As described in our tutorial Pfam Database: Creating Protein Families, there are two different values in the HMMER output that we consider, E-values and bit scores. For each of these, there are two scores reported for every match, one for the individual hit and one for the sequence. The sequence bit score is the sum of all hit bit scores found between the sequence and the profile HMM. For most Pfam entries of type domain, the sequence and hit thresholds are very similar, around 25.0 bit, as you do not typically find domains repeated within a sequence. 

In the case of repeats, we often define very different sequence and hit bit-scores. Consider a sequence with 6 identical repeats.
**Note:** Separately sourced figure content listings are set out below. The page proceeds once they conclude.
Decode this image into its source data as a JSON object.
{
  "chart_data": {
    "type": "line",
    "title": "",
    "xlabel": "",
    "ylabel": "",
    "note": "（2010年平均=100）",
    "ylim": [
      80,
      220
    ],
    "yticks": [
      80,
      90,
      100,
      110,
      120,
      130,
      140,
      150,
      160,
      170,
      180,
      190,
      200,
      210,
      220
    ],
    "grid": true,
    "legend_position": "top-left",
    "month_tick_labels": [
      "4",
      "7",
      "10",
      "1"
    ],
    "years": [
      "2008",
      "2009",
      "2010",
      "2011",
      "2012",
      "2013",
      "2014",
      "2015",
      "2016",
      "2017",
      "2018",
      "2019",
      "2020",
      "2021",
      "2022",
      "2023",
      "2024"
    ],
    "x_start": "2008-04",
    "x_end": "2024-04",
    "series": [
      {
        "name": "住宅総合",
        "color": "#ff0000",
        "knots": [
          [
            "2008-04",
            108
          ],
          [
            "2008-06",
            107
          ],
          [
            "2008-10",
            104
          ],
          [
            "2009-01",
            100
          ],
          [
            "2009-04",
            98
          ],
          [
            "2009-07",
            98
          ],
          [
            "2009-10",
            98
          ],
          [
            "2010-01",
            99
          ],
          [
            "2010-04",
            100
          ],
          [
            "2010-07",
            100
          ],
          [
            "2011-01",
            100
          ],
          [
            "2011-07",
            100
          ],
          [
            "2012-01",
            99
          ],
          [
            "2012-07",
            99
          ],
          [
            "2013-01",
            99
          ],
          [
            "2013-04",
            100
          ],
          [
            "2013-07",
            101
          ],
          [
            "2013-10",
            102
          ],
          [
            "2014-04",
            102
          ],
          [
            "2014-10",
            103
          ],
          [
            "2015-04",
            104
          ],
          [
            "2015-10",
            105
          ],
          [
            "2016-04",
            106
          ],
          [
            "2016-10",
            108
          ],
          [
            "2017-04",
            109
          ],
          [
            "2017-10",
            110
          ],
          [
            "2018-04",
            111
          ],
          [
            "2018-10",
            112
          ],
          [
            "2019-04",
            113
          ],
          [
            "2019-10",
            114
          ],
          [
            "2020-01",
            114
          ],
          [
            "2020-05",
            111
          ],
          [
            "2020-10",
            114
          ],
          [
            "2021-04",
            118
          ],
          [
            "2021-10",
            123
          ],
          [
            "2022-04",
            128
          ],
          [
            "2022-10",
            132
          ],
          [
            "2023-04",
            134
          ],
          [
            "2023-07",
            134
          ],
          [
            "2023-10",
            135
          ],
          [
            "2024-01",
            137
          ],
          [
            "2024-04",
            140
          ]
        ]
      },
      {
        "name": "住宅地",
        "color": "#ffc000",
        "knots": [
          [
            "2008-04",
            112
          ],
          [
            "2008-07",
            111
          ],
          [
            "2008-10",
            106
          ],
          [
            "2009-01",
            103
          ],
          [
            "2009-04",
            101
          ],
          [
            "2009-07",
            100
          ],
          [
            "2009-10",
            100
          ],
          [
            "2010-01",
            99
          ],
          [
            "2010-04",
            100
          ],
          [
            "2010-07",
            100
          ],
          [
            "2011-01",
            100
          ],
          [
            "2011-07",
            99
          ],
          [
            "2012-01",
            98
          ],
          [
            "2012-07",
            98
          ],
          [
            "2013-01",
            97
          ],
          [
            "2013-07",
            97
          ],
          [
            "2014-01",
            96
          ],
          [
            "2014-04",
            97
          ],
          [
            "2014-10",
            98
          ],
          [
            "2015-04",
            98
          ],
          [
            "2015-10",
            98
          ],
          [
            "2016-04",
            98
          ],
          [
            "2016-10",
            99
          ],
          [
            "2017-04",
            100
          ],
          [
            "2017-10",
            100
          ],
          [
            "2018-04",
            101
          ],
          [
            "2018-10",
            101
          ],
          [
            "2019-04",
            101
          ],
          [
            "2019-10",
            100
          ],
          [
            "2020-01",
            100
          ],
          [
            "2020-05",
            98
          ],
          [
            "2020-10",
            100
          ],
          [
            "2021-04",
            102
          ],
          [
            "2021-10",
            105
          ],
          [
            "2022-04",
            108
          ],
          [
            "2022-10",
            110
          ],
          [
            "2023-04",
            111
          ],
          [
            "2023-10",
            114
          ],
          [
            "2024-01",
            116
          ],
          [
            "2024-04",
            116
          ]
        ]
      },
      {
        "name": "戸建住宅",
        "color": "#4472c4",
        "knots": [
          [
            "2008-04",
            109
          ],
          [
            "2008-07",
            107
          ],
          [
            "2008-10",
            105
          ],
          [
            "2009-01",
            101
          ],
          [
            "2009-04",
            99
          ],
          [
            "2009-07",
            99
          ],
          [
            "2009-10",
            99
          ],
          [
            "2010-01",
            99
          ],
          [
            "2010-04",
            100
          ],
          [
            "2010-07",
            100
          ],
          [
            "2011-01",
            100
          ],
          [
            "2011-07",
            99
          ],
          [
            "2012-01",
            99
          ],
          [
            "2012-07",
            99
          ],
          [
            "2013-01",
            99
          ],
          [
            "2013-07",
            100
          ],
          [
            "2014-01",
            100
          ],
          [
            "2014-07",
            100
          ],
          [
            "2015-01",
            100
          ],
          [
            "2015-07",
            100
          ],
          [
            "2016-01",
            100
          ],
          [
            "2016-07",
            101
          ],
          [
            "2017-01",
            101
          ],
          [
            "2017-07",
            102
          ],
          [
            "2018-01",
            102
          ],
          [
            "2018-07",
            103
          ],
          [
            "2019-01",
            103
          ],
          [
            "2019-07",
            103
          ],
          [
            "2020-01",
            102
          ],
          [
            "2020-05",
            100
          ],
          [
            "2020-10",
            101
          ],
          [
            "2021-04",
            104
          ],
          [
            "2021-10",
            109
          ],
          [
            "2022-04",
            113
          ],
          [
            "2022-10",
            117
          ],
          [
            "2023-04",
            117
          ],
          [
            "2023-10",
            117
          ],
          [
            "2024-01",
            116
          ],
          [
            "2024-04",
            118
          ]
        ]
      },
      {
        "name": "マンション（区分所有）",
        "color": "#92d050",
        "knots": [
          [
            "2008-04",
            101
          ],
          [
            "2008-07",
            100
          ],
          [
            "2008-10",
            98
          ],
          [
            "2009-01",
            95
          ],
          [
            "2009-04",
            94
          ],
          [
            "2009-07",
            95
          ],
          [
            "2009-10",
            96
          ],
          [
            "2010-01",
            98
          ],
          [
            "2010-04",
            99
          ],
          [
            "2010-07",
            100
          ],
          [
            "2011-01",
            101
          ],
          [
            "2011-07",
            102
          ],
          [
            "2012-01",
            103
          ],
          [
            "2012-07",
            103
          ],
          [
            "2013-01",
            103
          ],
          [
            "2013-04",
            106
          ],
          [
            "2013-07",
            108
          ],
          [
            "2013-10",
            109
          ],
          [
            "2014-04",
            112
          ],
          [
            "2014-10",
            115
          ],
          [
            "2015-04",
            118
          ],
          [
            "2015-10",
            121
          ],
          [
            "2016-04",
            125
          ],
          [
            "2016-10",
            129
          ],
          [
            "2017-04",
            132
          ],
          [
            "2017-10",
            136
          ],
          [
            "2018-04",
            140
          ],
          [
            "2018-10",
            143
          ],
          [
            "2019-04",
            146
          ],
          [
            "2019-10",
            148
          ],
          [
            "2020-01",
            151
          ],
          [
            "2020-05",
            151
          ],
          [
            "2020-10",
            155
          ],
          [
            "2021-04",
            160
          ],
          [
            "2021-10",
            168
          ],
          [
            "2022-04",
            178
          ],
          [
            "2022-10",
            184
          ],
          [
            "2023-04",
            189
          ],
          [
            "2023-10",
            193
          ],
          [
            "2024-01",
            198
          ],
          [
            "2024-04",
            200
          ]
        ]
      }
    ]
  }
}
Each individual repeat may each score 15 bit, meaning the sequence has 90 bit score.  However, we have already highlighted that repeat sequence motifs degenerate, so in reality we usually have some repeats that match the consensus very well and others that do not. Therefore, it is more likely that our 6 repeat sequence contains imperfect repeats and we might find that the bit scores vary between 4 and 35 (see example in Figure 4). Setting a bit sequence of 50 and bit hit threshold of 4 would allow us to capture all instances of the repeat. Having a stringent sequence threshold requires the repeat to be observed multiple times, which prevents false positives from single matches that would happen at a threshold as low as 4 bit.

Figure 4 To detect all repeat units in one sequence, we set a stringent bit sequence score and a low bit hit score.